Nella città, l’erranza. L’ultimo libro che ho letto di Patrick Modiano.

 

Rive Gauche, place de la Sorbonne. Ottobre 2014.

A vent’anni provavo un certo sollievo quando attraversavo la Senna dalla Rive Gauche alla Rive Droite, passando sul pont des Arts.

Era già notte. Mi voltavo un’ultima volta per veder brillare, sopra la cupola dell’Istitut, la stella del Nord.

Tutti i quartieri della Rive Gauche non erano che la provincia di Parigi. Quando avevo raggiunto la Rive Droite, l’aria mi sembrava più leggera.

Mi domando oggi da che cosa scappavo attraversando il pont des Arts. Forse il quartiere che avevo conosciuto con mio fratello e che, senza di lui, non era più lo stesso: la scuola della rue du Pont-de-Lodi, il comune del VI arrondissement dove si tenevano le distribuzioni dei premi, l’autobus 63 che attendavamo davanti al Café de Flore e che ci portava al Bois de Boulogne… Ho sentito a lungo come un malessere a camminare per certe vie della Rive Gauche. Ora mi è indifferente, come se fosse stata ricostruita pietra su pietra dopo un bombardamento ma avesse perso la sua anima.

Eppure, un pomeriggio d’estate, ho trovato in un lampo, svoltando dalla rue Cardinale, qualche cosa della Saint-Germain-des- Prés della mia infanzia che assomigliava alla città vecchia di Saint Tropez, senza i turisti. Dalla piazza della chiesa la rue Bonaparte discendeva verso il mare.

Una volta attraversato il pont des Arts, passavo sotto l’androne del Louvre, un regno che, anch’esso, mi era familiare da tempo. Sotto quella volta, un odore di cantina, di urina e di legno marcio proveniva dal lato sinistro del passaggio, dove non osavamo mai avventurarci. Il giorno cadeva da una vetrata sporca e tappezzata di tele di ragno e lasciava in penombra dei mucchi di macerie, di travi e dei vecchi utensili di giardinaggio. Eravamo sicuri che lì si nascondessero dei ratti e affrettavamo il passo per sbucare all’aria aperta, nella corte del Louvre.

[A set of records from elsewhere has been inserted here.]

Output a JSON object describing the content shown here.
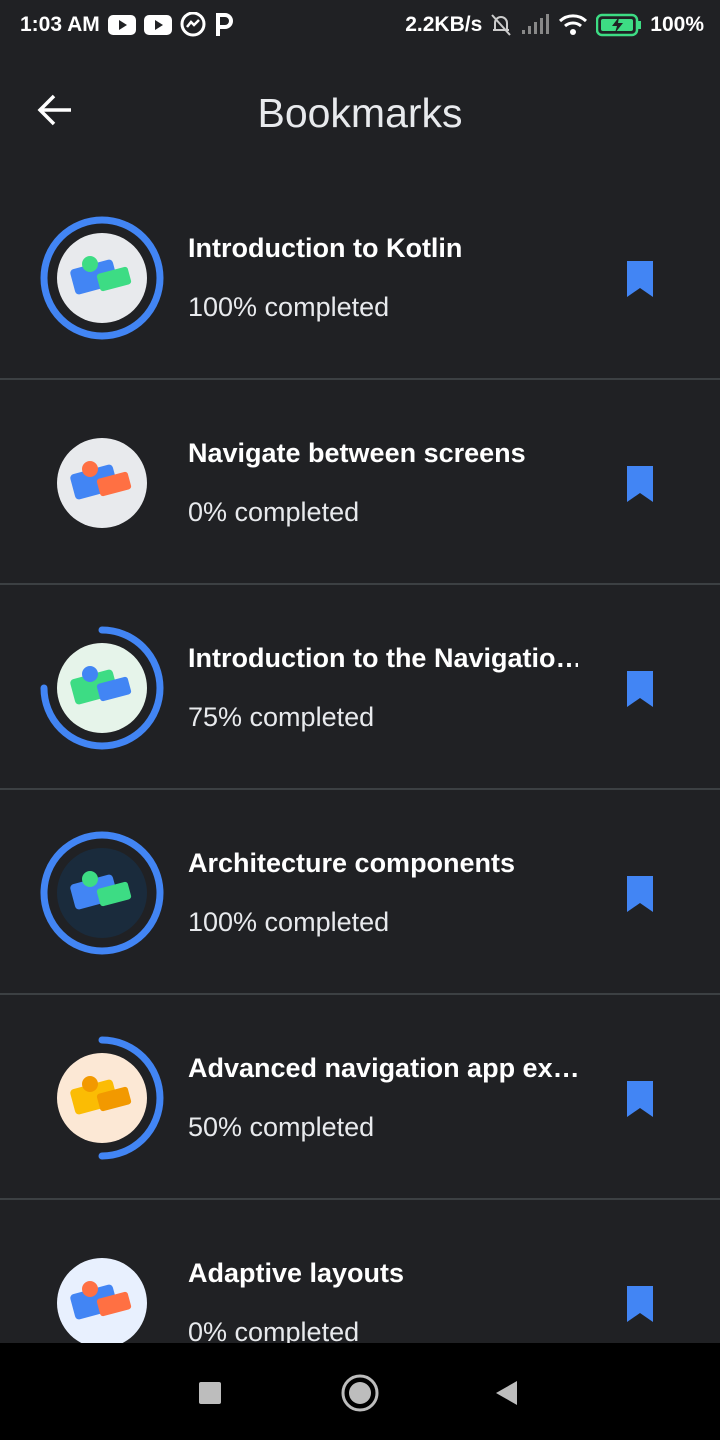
{
  "status_bar": {
    "time": "1:03 AM",
    "net_speed": "2.2KB/s",
    "battery": "100%",
    "icons_left": [
      "youtube-icon",
      "youtube-icon",
      "messenger-icon",
      "p-icon"
    ],
    "icons_right": [
      "bell-off-icon",
      "signal-icon",
      "wifi-icon",
      "battery-charging-icon"
    ]
  },
  "app_bar": {
    "title": "Bookmarks",
    "back_icon": "arrow-back-icon"
  },
  "accent_color": "#4285f4",
  "bookmarks": [
    {
      "title": "Introduction to Kotlin",
      "progress_text": "100% completed",
      "progress": 1.0
    },
    {
      "title": "Navigate between screens",
      "progress_text": "0% completed",
      "progress": 0.0
    },
    {
      "title": "Introduction to the Navigatio…",
      "progress_text": "75% completed",
      "progress": 0.75
    },
    {
      "title": "Architecture components",
      "progress_text": "100% completed",
      "progress": 1.0
    },
    {
      "title": "Advanced navigation app ex…",
      "progress_text": "50% completed",
      "progress": 0.5
    },
    {
      "title": "Adaptive layouts",
      "progress_text": "0% completed",
      "progress": 0.0
    }
  ],
  "nav_bar": {
    "icons": [
      "recents-square-icon",
      "home-circle-icon",
      "back-triangle-icon"
    ]
  }
}
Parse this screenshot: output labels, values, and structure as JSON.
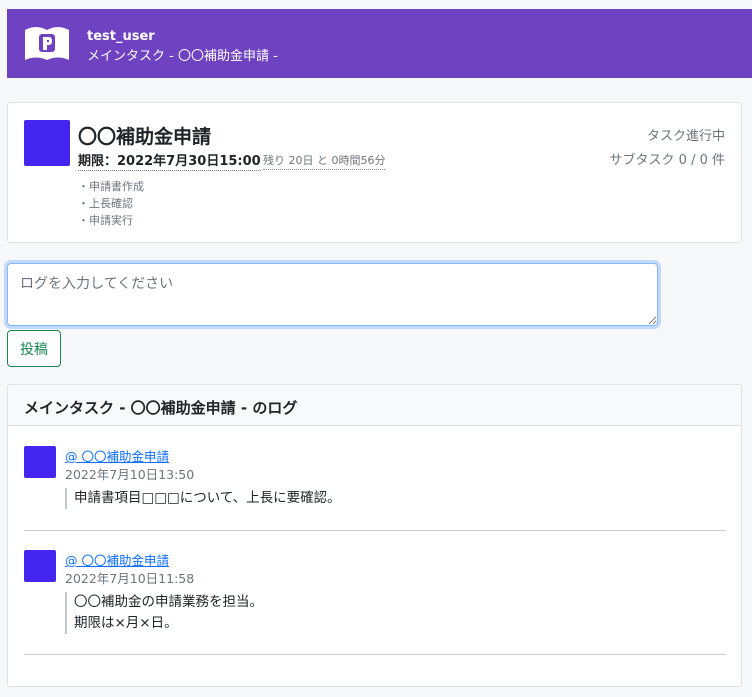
{
  "header": {
    "user_name": "test_user",
    "subtitle": "メインタスク - 〇〇補助金申請 -"
  },
  "task": {
    "title": "〇〇補助金申請",
    "deadline": "期限：2022年7月30日15:00",
    "remaining": "残り 20日 と 0時間56分",
    "status": "タスク進行中",
    "subtasks": "サブタスク 0 / 0 件",
    "steps": [
      "・申請書作成",
      "・上長確認",
      "・申請実行"
    ]
  },
  "log_form": {
    "placeholder": "ログを入力してください",
    "submit_label": "投稿"
  },
  "log_section": {
    "title": "メインタスク - 〇〇補助金申請 - のログ",
    "entries": [
      {
        "author": "@ 〇〇補助金申請",
        "timestamp": "2022年7月10日13:50",
        "body": [
          "申請書項目□□□について、上長に要確認。"
        ]
      },
      {
        "author": "@ 〇〇補助金申請",
        "timestamp": "2022年7月10日11:58",
        "body": [
          "〇〇補助金の申請業務を担当。",
          "期限は×月×日。"
        ]
      }
    ]
  },
  "colors": {
    "brand": "#6f42c1",
    "avatar": "#4425f0",
    "link": "#0d6efd",
    "success": "#198754"
  },
  "icons": {
    "logo": "book-p-logo-icon"
  }
}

Ai quattro lati della corte, l’erba cresceva fra le lastre sconnesse del pavé. Anche lì vi erano mucchi di detriti, di pietre da taglio e di fili di ferro attorcigliati.

La corte del Carrousel era bordata di panchine di pietra, ai piedi delle ali del palazzo che inquadravano le due piccole piazze. Non c’era nessuno su quelle banchine, tranne noi. E qualche volta un clochard.

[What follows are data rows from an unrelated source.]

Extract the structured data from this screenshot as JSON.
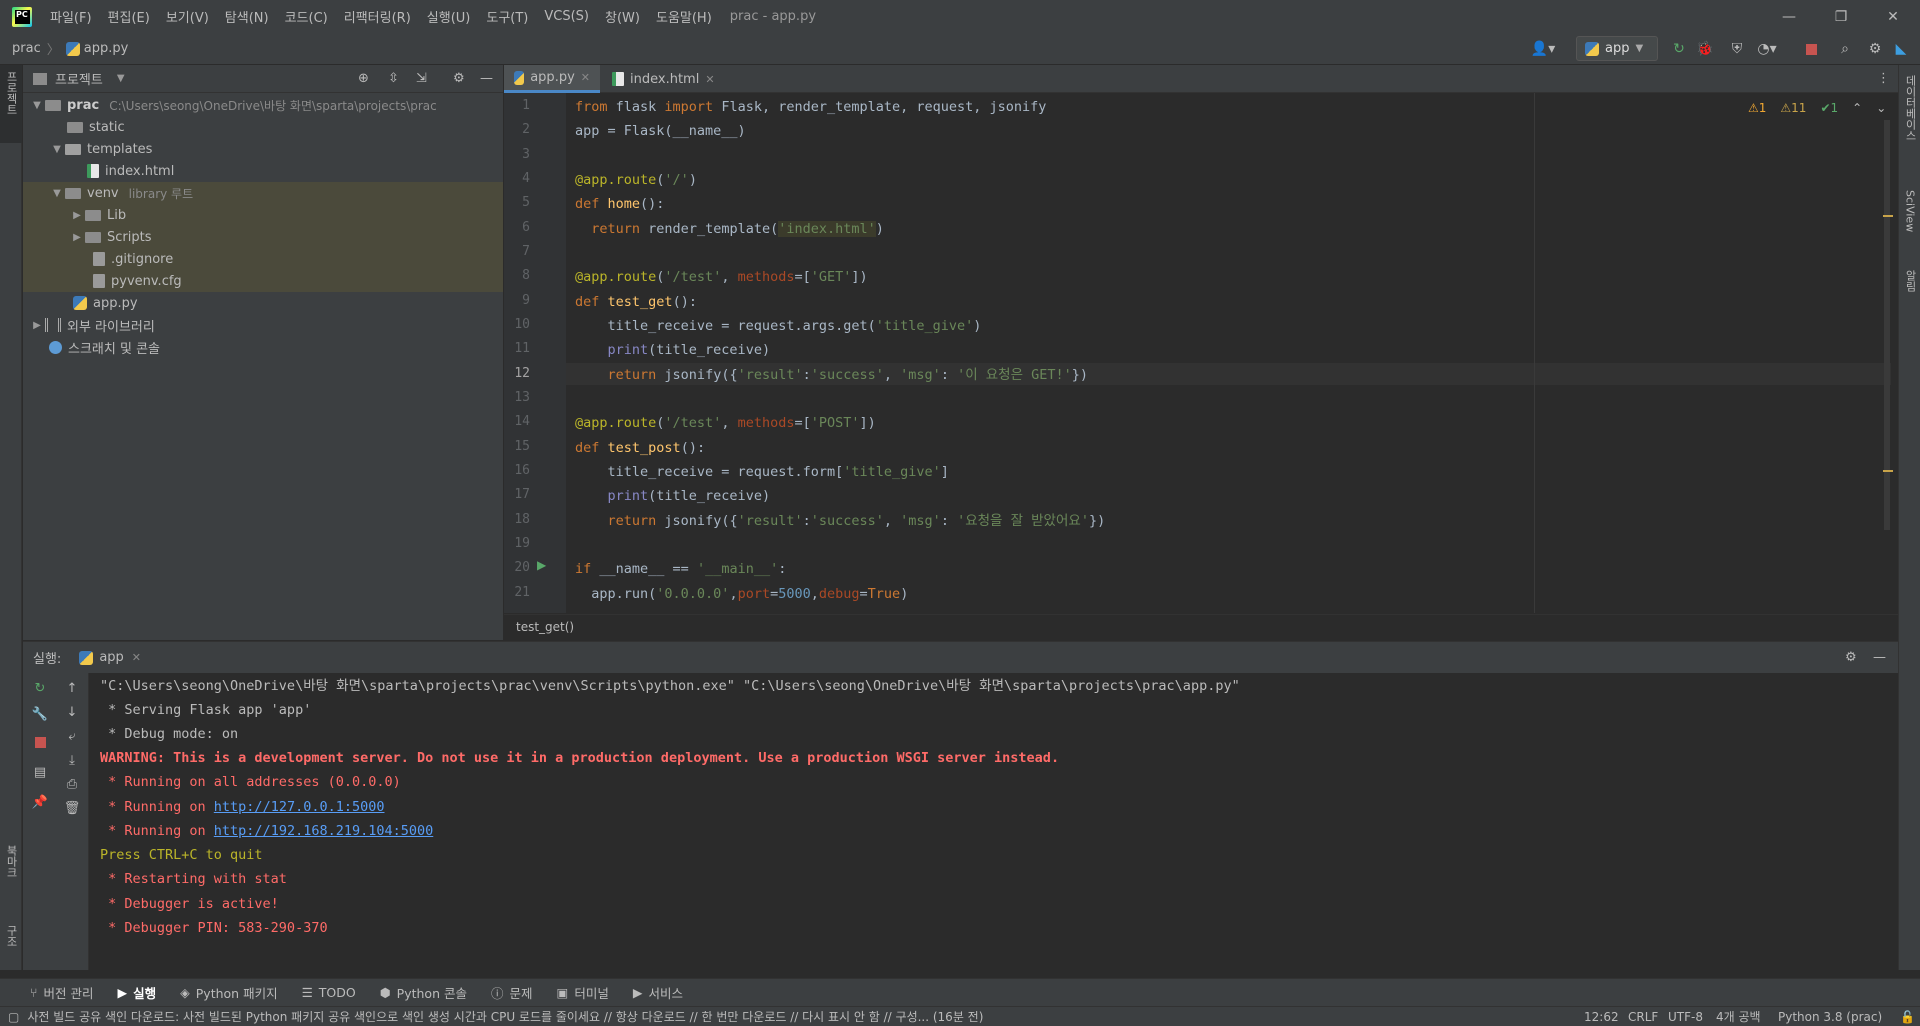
{
  "menubar": {
    "items": [
      "파일(F)",
      "편집(E)",
      "보기(V)",
      "탐색(N)",
      "코드(C)",
      "리팩터링(R)",
      "실행(U)",
      "도구(T)",
      "VCS(S)",
      "창(W)",
      "도움말(H)"
    ],
    "window_title": "prac - app.py"
  },
  "navbar": {
    "project": "prac",
    "file": "app.py"
  },
  "toolbar": {
    "run_config": "app"
  },
  "left_strip": {
    "project_label": "프로젝트",
    "bookmarks_label": "북마크",
    "structure_label": "구조"
  },
  "right_strip": {
    "database_label": "데이터베이스",
    "sciview_label": "SciView",
    "notifications_label": "알림"
  },
  "project_panel": {
    "title": "프로젝트",
    "tree": [
      {
        "label": "prac",
        "hint": "C:\\Users\\seong\\OneDrive\\바탕 화면\\sparta\\projects\\prac"
      },
      {
        "label": "static"
      },
      {
        "label": "templates"
      },
      {
        "label": "index.html"
      },
      {
        "label": "venv",
        "hint": "library 루트"
      },
      {
        "label": "Lib"
      },
      {
        "label": "Scripts"
      },
      {
        "label": ".gitignore"
      },
      {
        "label": "pyvenv.cfg"
      },
      {
        "label": "app.py"
      },
      {
        "label": "외부 라이브러리"
      },
      {
        "label": "스크래치 및 콘솔"
      }
    ]
  },
  "editor": {
    "tabs": [
      {
        "label": "app.py"
      },
      {
        "label": "index.html"
      }
    ],
    "inspections": {
      "warnings1": "1",
      "warnings2": "11",
      "ok": "1"
    },
    "line_numbers": [
      "1",
      "2",
      "3",
      "4",
      "5",
      "6",
      "7",
      "8",
      "9",
      "10",
      "11",
      "12",
      "13",
      "14",
      "15",
      "16",
      "17",
      "18",
      "19",
      "20",
      "21"
    ],
    "breadcrumb": "test_get()"
  },
  "run_panel": {
    "label": "실행:",
    "tab": "app",
    "console": [
      "\"C:\\Users\\seong\\OneDrive\\바탕 화면\\sparta\\projects\\prac\\venv\\Scripts\\python.exe\" \"C:\\Users\\seong\\OneDrive\\바탕 화면\\sparta\\projects\\prac\\app.py\"",
      " * Serving Flask app 'app'",
      " * Debug mode: on",
      "WARNING: This is a development server. Do not use it in a production deployment. Use a production WSGI server instead.",
      " * Running on all addresses (0.0.0.0)",
      " * Running on ",
      "http://127.0.0.1:5000",
      " * Running on ",
      "http://192.168.219.104:5000",
      "Press CTRL+C to quit",
      " * Restarting with stat",
      " * Debugger is active!",
      " * Debugger PIN: 583-290-370"
    ]
  },
  "bottom_tabs": [
    "버전 관리",
    "실행",
    "Python 패키지",
    "TODO",
    "Python 콘솔",
    "문제",
    "터미널",
    "서비스"
  ],
  "statusbar": {
    "message": "사전 빌드 공유 색인 다운로드: 사전 빌드된 Python 패키지 공유 색인으로 색인 생성 시간과 CPU 로드를 줄이세요 // 항상 다운로드 // 한 번만 다운로드 // 다시 표시 안 함 // 구성... (16분 전)",
    "position": "12:62",
    "line_sep": "CRLF",
    "encoding": "UTF-8",
    "indent": "4개 공백",
    "interpreter": "Python 3.8 (prac)"
  }
}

Al centro della prima piazzetta, su un piedistallo così alto che si scorgeva a malapena la statua, il generale La Fayette era perso nei suoi pensieri. Un prato che non veniva mai tagliato circondava quel piedistallo. Potevamo giocare e sdraiarci nelle erbe alte senza che nessun guardiano venisse mai a rimproverarci.

Nella seconda piazzetta, fra le siepi, due statue di bronzo, l’una accanto all’altra: Caino e Abele. Le cancellate risalivano al Secondo Impero. I visitatori si ammassavano all’ingresso del museo del Louvre, ma noi eravamo gli unici bambini a frequentare quelle piazzette abbandonate.

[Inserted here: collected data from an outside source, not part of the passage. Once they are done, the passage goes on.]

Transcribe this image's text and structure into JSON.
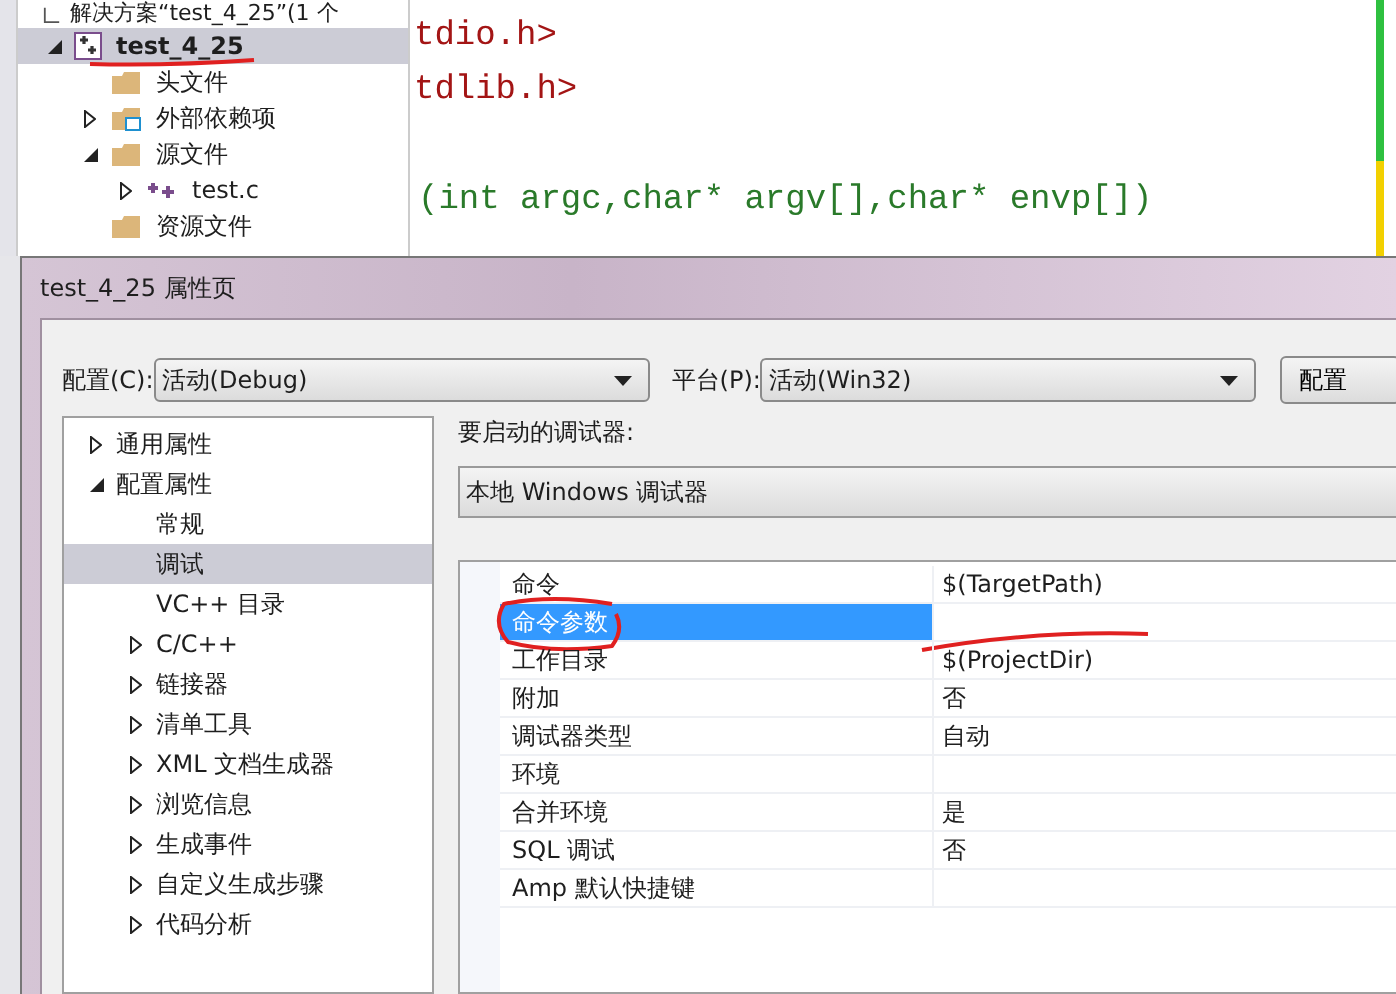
{
  "solution_explorer": {
    "header": "解决方案“test_4_25”(1 个",
    "tree": [
      {
        "label": "test_4_25",
        "kind": "project",
        "selected": true,
        "expanded": true,
        "underlined": true,
        "children": [
          {
            "label": "头文件",
            "kind": "folder",
            "selected": false
          },
          {
            "label": "外部依赖项",
            "kind": "deps",
            "selected": false,
            "expanded": false
          },
          {
            "label": "源文件",
            "kind": "folder",
            "selected": false,
            "expanded": true,
            "children": [
              {
                "label": "test.c",
                "kind": "file",
                "selected": false,
                "expanded": false
              }
            ]
          },
          {
            "label": "资源文件",
            "kind": "folder",
            "selected": false
          }
        ]
      }
    ]
  },
  "editor": {
    "lines": [
      {
        "kind": "include",
        "text": "tdio.h>"
      },
      {
        "kind": "include",
        "text": "tdlib.h>"
      },
      {
        "kind": "code",
        "text": "(int argc,char* argv[],char* envp[])"
      }
    ]
  },
  "dialog": {
    "title": "test_4_25 属性页",
    "config": {
      "label": "配置(C):",
      "value": "活动(Debug)"
    },
    "platform": {
      "label": "平台(P):",
      "value": "活动(Win32)"
    },
    "config_manager_button": "配置",
    "tree": [
      {
        "label": "通用属性",
        "selected": false,
        "expanded": false
      },
      {
        "label": "配置属性",
        "selected": false,
        "expanded": true,
        "children": [
          {
            "label": "常规",
            "selected": false
          },
          {
            "label": "调试",
            "selected": true
          },
          {
            "label": "VC++ 目录",
            "selected": false
          },
          {
            "label": "C/C++",
            "selected": false,
            "expanded": false
          },
          {
            "label": "链接器",
            "selected": false,
            "expanded": false
          },
          {
            "label": "清单工具",
            "selected": false,
            "expanded": false
          },
          {
            "label": "XML 文档生成器",
            "selected": false,
            "expanded": false
          },
          {
            "label": "浏览信息",
            "selected": false,
            "expanded": false
          },
          {
            "label": "生成事件",
            "selected": false,
            "expanded": false
          },
          {
            "label": "自定义生成步骤",
            "selected": false,
            "expanded": false
          },
          {
            "label": "代码分析",
            "selected": false,
            "expanded": false
          }
        ]
      }
    ],
    "debugger_label": "要启动的调试器:",
    "debugger": "本地 Windows 调试器",
    "properties": [
      {
        "name": "命令",
        "value": "$(TargetPath)",
        "selected": false
      },
      {
        "name": "命令参数",
        "selected": true,
        "circled": true
      },
      {
        "name": "工作目录",
        "value": "$(ProjectDir)",
        "selected": false
      },
      {
        "name": "附加",
        "value": "否",
        "selected": false
      },
      {
        "name": "调试器类型",
        "value": "自动",
        "selected": false
      },
      {
        "name": "环境",
        "selected": false
      },
      {
        "name": "合并环境",
        "value": "是",
        "selected": false
      },
      {
        "name": "SQL 调试",
        "value": "否",
        "selected": false
      },
      {
        "name": "Amp 默认快捷键",
        "selected": false
      }
    ]
  }
}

La zona più misteriosa si estendeva a sinistra dei giardini del Carrousel, lungo l’ala sud che termina nel padiglione di Flore. Era un lungo viale, separato dai giardini da una cancellata e bordato di lampioni. Come nella corte del Louvre, l’erbaccia cresceva fra le lastre del pavé ma la maggior parte di queste era scomparsa, rivelando porzioni di terra.  In alto, nella rientranza che faceva l’ala del palazzo, un orologio.

E, dietro all’orologio, la cella del prigioniero di Zelda. Nessuno di coloro che passeggiavano nei giardini del Carrousel si avventurava per quel viale. Noi giocavamo dei pomeriggi interi fra quelle vasche e le statue in frantumi, le pietre e le foglie morte. Le lancette dell’orologio non si muovevano.  Indicavano per sempre le 5 e mezza. Quelle lancette ci avvolgevano in un silenzio profondo e tranquillizzante. Bastava restare nel viale e niente sarebbe cambiato.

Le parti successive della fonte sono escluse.